Hi, welcome back to our journey discovering Hanoi, hope you have not too much indulged in “Cha Ca La Vong”, let’s continue, ready, set, go!!!
“A trip to the Old Quarter in Hanoi, Vietnam is a must for any first-time visitor to Vietnam’s capital. Set just a few minutes’s walk from Hoan Kiem Lake, the Old Quarter is an intricate warren of streets laid out in a millenium-old plan, selling almost everything under the sun”.
The traditional trades of 36 ancient streets
So, how did the Old Quarter come into being? More than 1,000 years ago, it was during the beginning of the Ly Dynasty (1010 – 1225) when Emperor Ly Thai To selected Thang Long as the country’s capital in 1010, the Ancient Quarter was originated as a centre of supply for the Vietnamese rulers in the Imperial City as well as an inter-regional market place. The street pattern goes back to the 15th century, when trade streets similar to the medieval guild streets in Central Europe emerged for the first time. These trade streets each specialized in a particular craft, or rather in the sale of a certain group of goods. The interesting feature is that every street starts their name with “Hang” which means merchandise or shop, followed by the name of their product and is still a prefix of most of the street names in the Ancient Quarter nowadays.
Each “Hang” is not merely a street, but more like a miniature trading village all in its owns such as Hang Muoi (Salt) street selling salt, Hang Manh (Curtain) the whole street selling bamboo curtains, Hang Bac (silver) selling silver and jewellery, etc. The shophouses in the Old Quarter are long and narrow which are nowadays called “tube houses”.
Current image of the Old Quarter – the new “CBD”
Hanoi is undergoing drastic changes and the Old Quarter with “Hang” streets has been subject to the fast-track development of a Central Business District (CBD). Hotels, restaurants, coffee shops have mushroomed on these streets, the long, narrow tube houses are interrupted by colorful, centuries old Chinese shophouses, French villas and Buddhist pagodas and temples. Still, many of the traditional streets continue to flourish and live up to its name despite the challenges of ongoing urbanization. “Hang Dao”, which means flower or beautiful woman, remains to be the city’s most popular clothing shop for women. Whenever mid-autumn festival comes, “Hang Ma” (selling shiny paper products such as gift wrappings, wedding decorations) still lights up the way as it did centuries ago. As a tradition, parents take their children to buy toys and lanterns on this street.
Shopping in the Old Quarter
Most tourists are eager for exploring the old streets well-known for its specialized industry. “Hang Gai” street has been famous for a long time as one of the most bustling and boisterous streets in the city offering silk clothing ready-made and tailored, lacquer ware and embroidery products. The silk sleeping bag liners and elegant Vietnamese ao dai are sold on this street.

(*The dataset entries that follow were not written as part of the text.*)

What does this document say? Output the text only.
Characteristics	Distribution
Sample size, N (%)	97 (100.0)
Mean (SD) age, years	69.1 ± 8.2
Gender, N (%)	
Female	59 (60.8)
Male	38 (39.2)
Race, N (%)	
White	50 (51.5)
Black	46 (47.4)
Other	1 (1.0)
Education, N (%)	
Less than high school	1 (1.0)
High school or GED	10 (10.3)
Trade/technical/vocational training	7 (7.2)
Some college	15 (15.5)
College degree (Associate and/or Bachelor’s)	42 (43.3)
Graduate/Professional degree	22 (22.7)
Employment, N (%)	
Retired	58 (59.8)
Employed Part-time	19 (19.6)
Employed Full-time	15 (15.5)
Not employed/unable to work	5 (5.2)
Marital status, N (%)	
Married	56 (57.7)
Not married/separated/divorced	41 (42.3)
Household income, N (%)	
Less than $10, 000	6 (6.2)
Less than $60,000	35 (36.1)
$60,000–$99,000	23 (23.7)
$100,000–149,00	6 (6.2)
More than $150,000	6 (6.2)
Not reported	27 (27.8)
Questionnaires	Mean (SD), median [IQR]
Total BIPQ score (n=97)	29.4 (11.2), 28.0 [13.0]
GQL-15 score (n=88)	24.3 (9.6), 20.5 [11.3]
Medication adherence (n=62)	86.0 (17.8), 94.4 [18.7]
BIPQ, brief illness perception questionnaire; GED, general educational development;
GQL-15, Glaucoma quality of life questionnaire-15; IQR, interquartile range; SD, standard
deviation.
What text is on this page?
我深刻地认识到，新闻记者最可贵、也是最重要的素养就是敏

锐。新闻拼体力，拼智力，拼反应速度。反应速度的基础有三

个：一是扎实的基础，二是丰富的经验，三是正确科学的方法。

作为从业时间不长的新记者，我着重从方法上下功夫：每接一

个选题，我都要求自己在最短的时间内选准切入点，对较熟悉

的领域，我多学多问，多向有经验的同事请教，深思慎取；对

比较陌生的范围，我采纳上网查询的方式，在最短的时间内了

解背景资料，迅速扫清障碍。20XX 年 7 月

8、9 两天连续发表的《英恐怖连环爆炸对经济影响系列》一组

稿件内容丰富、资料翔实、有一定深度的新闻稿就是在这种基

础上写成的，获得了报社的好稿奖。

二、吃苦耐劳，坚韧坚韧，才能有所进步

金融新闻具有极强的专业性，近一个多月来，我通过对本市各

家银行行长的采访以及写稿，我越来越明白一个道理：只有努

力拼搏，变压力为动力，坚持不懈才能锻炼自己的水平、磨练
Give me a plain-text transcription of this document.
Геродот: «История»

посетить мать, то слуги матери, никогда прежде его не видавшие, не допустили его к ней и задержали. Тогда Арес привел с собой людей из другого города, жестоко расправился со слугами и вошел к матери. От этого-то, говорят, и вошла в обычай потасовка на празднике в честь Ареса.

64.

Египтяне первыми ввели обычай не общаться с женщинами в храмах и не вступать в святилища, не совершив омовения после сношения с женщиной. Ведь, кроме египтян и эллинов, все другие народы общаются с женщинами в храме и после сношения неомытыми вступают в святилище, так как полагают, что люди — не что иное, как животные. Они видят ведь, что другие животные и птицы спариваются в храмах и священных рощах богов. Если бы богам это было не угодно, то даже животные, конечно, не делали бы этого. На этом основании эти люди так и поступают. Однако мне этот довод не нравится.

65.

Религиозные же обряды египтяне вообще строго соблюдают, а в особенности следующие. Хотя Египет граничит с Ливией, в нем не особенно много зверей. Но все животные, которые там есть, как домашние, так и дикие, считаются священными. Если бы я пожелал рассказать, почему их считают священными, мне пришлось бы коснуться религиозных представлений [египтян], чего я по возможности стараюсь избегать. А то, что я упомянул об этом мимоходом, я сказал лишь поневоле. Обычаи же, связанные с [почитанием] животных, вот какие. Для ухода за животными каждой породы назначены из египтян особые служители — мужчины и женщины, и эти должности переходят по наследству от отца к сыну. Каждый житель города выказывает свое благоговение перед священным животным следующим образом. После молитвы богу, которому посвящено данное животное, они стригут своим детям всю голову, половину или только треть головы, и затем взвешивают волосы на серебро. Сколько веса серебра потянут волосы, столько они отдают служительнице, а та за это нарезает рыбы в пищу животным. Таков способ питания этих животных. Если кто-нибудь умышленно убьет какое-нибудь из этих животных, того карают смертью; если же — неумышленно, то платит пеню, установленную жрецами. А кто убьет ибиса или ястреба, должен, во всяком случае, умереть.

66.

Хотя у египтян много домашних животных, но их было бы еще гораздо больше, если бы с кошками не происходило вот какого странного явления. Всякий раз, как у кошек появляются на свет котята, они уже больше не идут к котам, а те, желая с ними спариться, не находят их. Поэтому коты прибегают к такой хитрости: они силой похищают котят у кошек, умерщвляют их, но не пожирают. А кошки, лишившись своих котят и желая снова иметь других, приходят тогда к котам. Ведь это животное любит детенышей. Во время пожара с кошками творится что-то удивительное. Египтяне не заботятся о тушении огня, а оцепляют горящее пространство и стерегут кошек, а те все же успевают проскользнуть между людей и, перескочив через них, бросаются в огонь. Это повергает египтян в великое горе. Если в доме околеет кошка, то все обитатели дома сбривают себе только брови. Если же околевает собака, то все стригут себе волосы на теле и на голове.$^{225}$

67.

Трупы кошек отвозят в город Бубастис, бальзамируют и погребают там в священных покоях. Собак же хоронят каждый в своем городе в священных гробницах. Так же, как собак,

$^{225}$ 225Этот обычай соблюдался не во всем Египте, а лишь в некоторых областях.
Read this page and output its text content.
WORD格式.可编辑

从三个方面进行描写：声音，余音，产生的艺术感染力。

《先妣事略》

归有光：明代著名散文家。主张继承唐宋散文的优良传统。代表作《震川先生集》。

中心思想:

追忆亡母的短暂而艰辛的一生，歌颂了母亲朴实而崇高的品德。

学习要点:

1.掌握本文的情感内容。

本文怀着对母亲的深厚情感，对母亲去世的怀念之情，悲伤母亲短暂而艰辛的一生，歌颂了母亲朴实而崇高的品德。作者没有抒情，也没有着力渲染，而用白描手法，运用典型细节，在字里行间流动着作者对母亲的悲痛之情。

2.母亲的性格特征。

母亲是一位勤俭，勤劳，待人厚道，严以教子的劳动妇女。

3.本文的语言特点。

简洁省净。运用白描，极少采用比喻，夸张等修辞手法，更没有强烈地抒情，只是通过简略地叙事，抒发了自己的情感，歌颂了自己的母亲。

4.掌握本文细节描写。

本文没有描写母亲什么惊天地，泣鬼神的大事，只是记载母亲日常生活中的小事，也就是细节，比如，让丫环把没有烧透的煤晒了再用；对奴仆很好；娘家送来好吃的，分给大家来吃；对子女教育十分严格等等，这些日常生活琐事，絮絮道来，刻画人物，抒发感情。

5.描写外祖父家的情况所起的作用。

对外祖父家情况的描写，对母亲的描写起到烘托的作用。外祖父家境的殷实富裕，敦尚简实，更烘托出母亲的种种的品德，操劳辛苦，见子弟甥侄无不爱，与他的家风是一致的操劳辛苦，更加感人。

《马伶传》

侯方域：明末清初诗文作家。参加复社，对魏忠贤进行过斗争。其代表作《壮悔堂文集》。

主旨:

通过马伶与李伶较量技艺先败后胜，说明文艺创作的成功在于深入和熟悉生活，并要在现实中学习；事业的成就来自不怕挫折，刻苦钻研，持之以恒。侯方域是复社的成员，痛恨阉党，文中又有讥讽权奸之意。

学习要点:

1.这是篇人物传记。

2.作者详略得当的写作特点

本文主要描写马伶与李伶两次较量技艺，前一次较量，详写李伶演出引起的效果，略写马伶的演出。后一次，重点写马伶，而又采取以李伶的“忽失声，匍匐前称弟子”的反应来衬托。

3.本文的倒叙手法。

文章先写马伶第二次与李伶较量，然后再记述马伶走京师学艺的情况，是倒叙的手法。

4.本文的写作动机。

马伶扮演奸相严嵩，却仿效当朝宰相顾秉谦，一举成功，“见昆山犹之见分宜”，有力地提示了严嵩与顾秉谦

“Hang Quat”, the street that formerly sold silk and feather fans now stuns the visitor by its brilliantly colored funeral and festive flags and religious objects and clothing.
And here are some other Old Quarter Streets may specialize in your desired objects: “Hang Can” street for stationery; “Hang Dau” for shoes; “Hang Buom” for candies and wine; “Hang Hom” for lacquerware and bamboo, etc. No trip to the Old Quarter would be complete without a trip to Dong Xuan market where you can find a variety of clothing, souvenirs and food.
“The streets of the Ancient Quarter may no longer resemble the famous paintings of Bui Xuan Phai, it has been the unique vibrancy, the combination of wholesale, retail trade, handicraft and the pavement as a living and working space in the Ancient Quarter that seems to fascinate people from all over the world as well as those from Vietnam itself”.